The report authors said the Twilio hack was an example of another growing problem: Watering hole attacks in the cloud. The report suggests these problems are caused by the increased use of managed infrastructure services, such as hosted CI/CD services, messaging services, and function as a service.  

Tracking violations and drifts

The researchers looked for two types of problems—violations and drifts. When the infrastructure as code used to provision cloud components or a runtime configuration deviated from a security policy, that was considered a violation. If a runtime configuration deviates from the IaC configuration or if a compliant runtime configuration is updated with a noncompliant configuration, that is considered adrift.

The analysis found that almost a quarter of all violations corresponded to poorly configured managed services offerings. This makes it easier for attackers to discover an organization’s services, read their data and potentially make modifications.

The study found that the mean time to remediate issues (MTTR) was 24.9 days across all environments. MTTR took 21.8 days in production environments and 31.2 days in pre-production. Fixing a drift took 7.7 days overall, 4.9 days in production and 8.6 in pre-production.

The other findings of the security analysis include:

  • The most critical parts of the cloud infrastructure often require the most time to fix.
  • Default configurations in managed services offerings are a growing security risk.
  • Misconfigured storage buckets are a persistent problem.
  • Enforcing consistent standards and policies is still a struggle.
  • Managing identity and access management in runtime is risky.
  • Third-party Kubernetes components are in pretty good shape.

The study identified violations and drifts in real-world environments of Accurics users in addition to open source repositories and registries of IaC components.
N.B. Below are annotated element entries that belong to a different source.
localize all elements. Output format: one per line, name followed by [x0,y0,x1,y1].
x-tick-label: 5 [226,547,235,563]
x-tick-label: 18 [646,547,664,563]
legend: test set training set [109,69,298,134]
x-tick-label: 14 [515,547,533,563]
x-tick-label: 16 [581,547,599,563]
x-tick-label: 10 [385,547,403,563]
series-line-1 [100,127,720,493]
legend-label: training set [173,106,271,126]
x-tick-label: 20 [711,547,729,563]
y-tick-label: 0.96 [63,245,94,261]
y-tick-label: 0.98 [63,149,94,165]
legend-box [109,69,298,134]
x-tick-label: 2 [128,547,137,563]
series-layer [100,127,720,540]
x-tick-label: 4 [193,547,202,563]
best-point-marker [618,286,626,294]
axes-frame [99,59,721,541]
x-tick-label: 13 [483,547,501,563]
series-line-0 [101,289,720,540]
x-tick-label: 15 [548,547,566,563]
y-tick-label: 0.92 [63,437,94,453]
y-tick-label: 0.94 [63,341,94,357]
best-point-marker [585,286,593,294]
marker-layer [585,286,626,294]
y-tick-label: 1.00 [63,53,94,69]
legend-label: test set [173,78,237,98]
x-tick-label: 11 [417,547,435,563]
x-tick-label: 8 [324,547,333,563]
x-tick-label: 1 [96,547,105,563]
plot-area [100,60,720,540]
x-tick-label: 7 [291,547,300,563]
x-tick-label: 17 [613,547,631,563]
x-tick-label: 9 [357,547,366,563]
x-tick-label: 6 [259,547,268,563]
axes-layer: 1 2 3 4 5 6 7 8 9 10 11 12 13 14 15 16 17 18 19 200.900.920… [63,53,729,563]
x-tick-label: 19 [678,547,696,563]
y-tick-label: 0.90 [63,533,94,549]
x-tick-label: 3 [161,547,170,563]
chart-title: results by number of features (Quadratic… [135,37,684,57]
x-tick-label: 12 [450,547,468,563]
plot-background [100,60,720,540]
The research focused on the most popular IaC tools such as Terraform, Kubernetes and Helm. The projects and components tested are designed to run on Amazon Web Services, Microsoft Azure and Google Cloud Platform. 

Defining identity and access management through code

The report describes this as an emerging threat. The report authors said that this was the first time that the analysts had seen identity and access management (IAM) defined through infrastructure as code in production environments. Previously, IAM had been implemented in runtime. The report found that 35% of the IAM drifts identified in this latest report originated in IaC, which shows rapid adoption of IAM as code.

The analysts recommend addressing identity management in the short term to avoid having to manually manage identities in runtime or compromise the security of their systems. The report authors see IAM as code as the best way to meet this challenge because even “medium-size organizations may have thousands or tens of thousands of roles.”

How to ensure agile security

Accurics recommends using infrastructure as code for load balancers and networking infrastructure at the very least. IaC can help improve speed and consistency in the deployment of networking configurations, according to the report.

The next step is to use policy as code tools to define security policies and enforce these policies programmatically throughout the development process and into production. These tools can help dev teams identify violations early and often.

The third step is to consider remediation as code. This approach makes it easier and quicker to spot violations and drifts and to fix them by providing specific code to fix the problem.